Kokanee’s Sasquatch evolves in The Movie Out Here
In box office terms, the most successful Canadian film of all time is… Porky’s.
Bear this in mind as you read on. Opening Friday (March 1), The Movie Out Here wants to tickle your drunken frat-com funny bone, and based on the trailer and a few other factors, it actually might.
It also comes with an intense but low key buzz. The industry is very interested in the fate of The Movie Out Here because it’s a new thing under the sun; a pioneering exercise in multi-platform “branded entertainment” dreamt up by the marketing firm Grip Entertainment.

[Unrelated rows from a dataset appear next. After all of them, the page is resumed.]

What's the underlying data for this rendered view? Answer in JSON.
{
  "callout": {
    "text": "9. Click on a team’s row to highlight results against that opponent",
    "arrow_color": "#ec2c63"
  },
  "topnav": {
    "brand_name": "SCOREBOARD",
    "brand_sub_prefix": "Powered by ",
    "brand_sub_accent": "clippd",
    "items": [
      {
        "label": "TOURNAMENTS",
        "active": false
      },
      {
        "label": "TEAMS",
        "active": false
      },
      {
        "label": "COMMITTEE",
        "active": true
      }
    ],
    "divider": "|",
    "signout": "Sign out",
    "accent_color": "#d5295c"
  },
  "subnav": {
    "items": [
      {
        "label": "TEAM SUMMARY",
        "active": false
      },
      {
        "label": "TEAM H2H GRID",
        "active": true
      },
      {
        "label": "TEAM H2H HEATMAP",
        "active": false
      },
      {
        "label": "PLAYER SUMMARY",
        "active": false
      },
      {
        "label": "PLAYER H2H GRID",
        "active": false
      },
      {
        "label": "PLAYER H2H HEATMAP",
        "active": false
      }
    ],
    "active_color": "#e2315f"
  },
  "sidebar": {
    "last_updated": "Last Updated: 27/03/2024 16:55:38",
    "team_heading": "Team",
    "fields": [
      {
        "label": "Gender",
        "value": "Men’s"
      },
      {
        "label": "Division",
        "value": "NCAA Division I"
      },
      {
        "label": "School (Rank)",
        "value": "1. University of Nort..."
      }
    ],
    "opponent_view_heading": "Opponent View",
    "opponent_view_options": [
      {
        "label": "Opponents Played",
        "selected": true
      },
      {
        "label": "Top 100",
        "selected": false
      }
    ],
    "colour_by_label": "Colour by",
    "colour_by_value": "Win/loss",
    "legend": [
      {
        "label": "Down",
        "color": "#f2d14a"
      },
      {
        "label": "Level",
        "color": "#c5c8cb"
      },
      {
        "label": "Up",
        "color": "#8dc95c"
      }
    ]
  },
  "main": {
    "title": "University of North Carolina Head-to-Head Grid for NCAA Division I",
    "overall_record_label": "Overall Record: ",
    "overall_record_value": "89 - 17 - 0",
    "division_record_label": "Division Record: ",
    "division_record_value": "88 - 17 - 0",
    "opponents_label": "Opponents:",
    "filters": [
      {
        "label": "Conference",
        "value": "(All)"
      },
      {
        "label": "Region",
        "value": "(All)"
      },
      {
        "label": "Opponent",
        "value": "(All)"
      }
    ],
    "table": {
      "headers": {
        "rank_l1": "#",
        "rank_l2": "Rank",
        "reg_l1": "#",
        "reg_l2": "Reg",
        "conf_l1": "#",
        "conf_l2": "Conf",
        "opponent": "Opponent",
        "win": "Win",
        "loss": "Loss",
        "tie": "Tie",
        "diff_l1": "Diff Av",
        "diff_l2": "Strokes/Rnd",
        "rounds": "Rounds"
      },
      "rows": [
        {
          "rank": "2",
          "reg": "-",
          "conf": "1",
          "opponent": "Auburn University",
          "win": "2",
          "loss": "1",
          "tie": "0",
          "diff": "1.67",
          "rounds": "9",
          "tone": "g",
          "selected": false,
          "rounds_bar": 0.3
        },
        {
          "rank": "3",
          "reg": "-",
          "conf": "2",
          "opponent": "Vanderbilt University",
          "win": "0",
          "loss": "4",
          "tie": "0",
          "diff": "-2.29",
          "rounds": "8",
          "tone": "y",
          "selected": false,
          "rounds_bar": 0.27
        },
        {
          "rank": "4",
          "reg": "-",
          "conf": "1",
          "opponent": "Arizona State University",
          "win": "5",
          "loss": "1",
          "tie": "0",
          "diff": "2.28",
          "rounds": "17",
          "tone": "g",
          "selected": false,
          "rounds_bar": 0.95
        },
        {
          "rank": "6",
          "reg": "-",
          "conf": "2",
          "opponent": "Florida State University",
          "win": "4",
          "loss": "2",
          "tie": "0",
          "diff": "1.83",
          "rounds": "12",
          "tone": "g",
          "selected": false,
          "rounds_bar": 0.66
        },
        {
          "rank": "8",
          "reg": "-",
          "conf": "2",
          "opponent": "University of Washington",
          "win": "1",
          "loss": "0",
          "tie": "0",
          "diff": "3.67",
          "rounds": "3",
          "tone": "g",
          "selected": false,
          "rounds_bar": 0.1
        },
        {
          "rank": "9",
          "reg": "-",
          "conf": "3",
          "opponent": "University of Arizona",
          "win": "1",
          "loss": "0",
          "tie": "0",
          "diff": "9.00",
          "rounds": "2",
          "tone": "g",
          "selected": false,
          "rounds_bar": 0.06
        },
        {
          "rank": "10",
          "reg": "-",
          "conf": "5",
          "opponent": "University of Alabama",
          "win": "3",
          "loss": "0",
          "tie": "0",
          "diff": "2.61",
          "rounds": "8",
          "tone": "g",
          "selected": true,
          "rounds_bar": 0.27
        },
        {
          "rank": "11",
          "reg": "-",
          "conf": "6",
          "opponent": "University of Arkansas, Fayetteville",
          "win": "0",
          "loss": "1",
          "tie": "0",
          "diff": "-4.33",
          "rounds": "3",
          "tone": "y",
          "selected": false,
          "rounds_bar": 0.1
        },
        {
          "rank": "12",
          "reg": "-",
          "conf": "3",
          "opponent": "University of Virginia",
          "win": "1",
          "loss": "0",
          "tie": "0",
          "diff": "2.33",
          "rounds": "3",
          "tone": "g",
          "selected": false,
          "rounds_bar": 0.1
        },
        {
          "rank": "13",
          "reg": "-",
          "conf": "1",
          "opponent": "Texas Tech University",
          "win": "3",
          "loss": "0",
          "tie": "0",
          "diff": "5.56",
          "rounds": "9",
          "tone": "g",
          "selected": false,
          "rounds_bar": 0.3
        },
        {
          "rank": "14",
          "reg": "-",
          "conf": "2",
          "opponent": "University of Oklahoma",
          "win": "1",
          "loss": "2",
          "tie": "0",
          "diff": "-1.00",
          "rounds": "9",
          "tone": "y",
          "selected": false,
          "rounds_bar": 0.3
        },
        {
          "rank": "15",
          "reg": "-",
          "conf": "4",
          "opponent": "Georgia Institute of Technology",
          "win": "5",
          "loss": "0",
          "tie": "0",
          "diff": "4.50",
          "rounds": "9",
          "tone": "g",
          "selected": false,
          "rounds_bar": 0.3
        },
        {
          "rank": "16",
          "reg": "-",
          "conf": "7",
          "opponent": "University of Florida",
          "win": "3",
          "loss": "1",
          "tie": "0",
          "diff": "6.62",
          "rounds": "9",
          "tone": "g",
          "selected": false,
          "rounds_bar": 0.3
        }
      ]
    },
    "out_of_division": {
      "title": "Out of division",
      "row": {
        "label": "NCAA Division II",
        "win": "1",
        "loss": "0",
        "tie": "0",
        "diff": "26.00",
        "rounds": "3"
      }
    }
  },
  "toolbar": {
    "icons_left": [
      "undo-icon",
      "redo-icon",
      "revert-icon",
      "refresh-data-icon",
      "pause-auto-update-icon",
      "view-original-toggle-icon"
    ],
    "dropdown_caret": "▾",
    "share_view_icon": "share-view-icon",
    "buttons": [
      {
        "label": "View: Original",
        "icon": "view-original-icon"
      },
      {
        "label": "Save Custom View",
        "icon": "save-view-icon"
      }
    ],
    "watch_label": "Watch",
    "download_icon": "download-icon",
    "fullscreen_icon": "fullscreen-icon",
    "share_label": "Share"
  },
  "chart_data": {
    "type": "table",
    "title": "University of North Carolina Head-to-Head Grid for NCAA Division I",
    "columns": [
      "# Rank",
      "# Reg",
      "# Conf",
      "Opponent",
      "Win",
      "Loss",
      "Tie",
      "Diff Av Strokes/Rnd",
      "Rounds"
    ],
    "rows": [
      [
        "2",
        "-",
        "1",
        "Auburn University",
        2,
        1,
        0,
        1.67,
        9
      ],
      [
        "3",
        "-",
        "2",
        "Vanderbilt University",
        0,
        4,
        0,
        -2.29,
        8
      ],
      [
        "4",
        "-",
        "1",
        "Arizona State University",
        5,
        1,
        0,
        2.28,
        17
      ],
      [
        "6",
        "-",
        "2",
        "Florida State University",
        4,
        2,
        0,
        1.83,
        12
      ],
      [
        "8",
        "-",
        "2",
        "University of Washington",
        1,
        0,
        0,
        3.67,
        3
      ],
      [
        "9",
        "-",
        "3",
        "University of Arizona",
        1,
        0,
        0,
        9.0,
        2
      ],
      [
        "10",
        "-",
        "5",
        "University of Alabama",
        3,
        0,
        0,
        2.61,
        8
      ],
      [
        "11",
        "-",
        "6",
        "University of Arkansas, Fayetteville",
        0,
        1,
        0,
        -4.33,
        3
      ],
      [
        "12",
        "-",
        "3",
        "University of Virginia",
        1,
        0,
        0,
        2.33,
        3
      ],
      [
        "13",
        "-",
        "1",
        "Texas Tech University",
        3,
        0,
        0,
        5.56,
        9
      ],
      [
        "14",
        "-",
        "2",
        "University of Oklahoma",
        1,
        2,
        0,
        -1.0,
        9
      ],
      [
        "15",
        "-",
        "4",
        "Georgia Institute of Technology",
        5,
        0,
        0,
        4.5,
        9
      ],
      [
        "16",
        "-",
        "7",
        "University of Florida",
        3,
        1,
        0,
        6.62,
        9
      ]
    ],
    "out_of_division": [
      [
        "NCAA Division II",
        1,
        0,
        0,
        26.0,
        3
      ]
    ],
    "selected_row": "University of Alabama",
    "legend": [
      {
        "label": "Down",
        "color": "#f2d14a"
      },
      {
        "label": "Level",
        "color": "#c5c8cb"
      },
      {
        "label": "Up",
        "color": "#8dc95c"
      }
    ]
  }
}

More plainly, it’s a feature-length departure from the Kokanee beer ads, wrapped inside a National Lampoon-shaped buddy comedy with crypto-zoological overtones and dollops of nudity.
“I think this is the model for how companies are going to advertise their products,” said actor Viv Leacock, maybe even seriously, when the Straight visited the set of The Movie Out Here late last summer at Golden Ears Provincial Park. “Honestly, I completely believe this is a smart move.”
Leacock also conceded that the very idea of spinning an R-rated film out of a series of TV spots, however popular, will be an automatic affront to some people. Sasquatch, the Glacier Girls, and even the Kokanee Ranger (despite being killed off in a 2008 commercial) have all been folded into the film’s plot—albeit peripherally. “But they know these characters. We’re not starting from zero,” he offered.
David Hicks is also acutely aware that The Movie Out Here has a glacier fresh mountain to climb in terms of perception. “I think we’re quite exposed, and I think all eyes are watching to see how we do,” said the film’s director, who is graduating to his first feature after helming most of the Kokanee ads over the last 12 years or so.
“But I have always felt that we’ve had a very good product," Hicks said. "It seems to be the best brand to ever spin a feature out of because it has just enough inherent characters that you can build a movie on it. I can’t imagine other advertisers having this luxury.”
Presumably he’s also aware that almost every movie is a covert commercial for something. The advantage Hicks has with The Movie Out Here is its bright young cast—the veteran Leacock (Hot Tub Time Machine) is joined by Robin (nephew of Leslie) Nielsen, James Wallis, and nascent cult movie queen Katharine (American Mary) Isabelle—and a creative team that’s had over a decade to hone its comedic chops. There was a soaring lunacy behind the best of the ads.
“The commercials were all in the same zone,” continued Hicks “They’re kinda just childish. If there’s anything that we’ve carried over it’s that we’ve never taken ourselves too seriously in the commercials, and we’re not taking ourselves too seriously out here. We’re just having fun with it.”
Hicks figured that Caddyshack is an apt model for what he’s trying to do. Leacock pointed to The Hangover and Bridesmaids. After a brief chat with the Kokanee Ranger himself—sonorous actor John Novak described his character as “like a mall cop who envisions himself in the old West”—and then spotting a certain NHL legend hulking around the set in a Sasquatch costume, it didn’t seem inconceivable that Hicks and his team could muster enough inspired goofball charm to actually pull it off.